Wednesday, August 17, 2022

Tragic Casements by Oliver Onions

 


This so-called ghost story — as sort-of-Joycean prose, but somehow more osmotically absorbable than Joyce — is its own mentioned  “decalcomania” upon the surface whence it is  read then onto the surface of the mind itself, and the meaning is between the two, creating ‘ghosts’ more powerfully than a more normal linearity of prose or than carefully built-up characters and plot… 

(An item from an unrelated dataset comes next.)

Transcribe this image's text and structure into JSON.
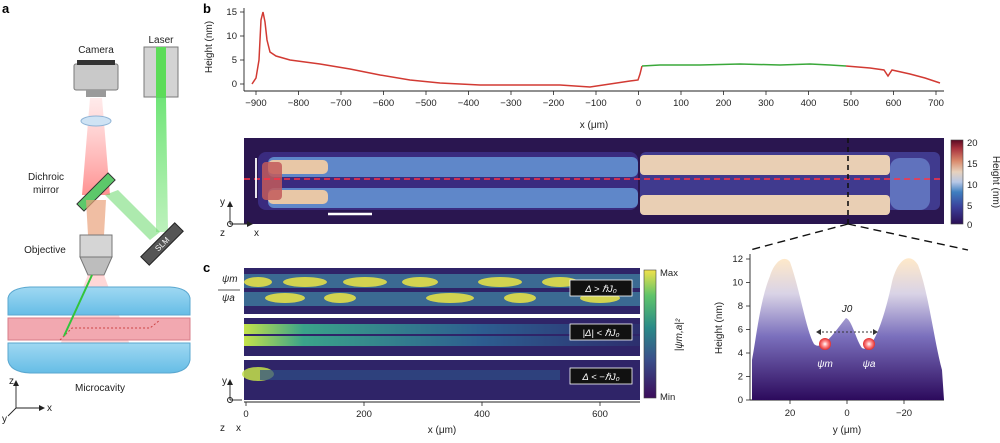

Panes of glass in a glasshouse and faces upon them, and a half-shilling moon, and much else that crowds the page. Full of words I need to look up, and perhaps I shall if I read it again, but a first time reading is often the best one, and I managed to follow the outset where Patricia is staying with Anne and her mother and father, the two girls sleeping in the garden hut, her father having  just built a greenhouse, a place visited by tinkers and tourists and whatever, Patricia four years older than Anne and engaged to Anne’s brother Denzil who later turns up suddenly on leave from the war, with all manner of (“mi5”) innuendo and wireless-tuning — and field-glasses that look for their owner. Possibly the only ghost story that truly works beyond fiction into an area that is something quite different. A “caggermagger of centuries ago.” Where has this story been all my life?

Those sash or slash windows or with vertical hinges? A tragic synchronicity of casements seen clearly from within or from without — or simply through, like filters working both ways? Somehow needing to be sorted out. Not sure it has been … yet?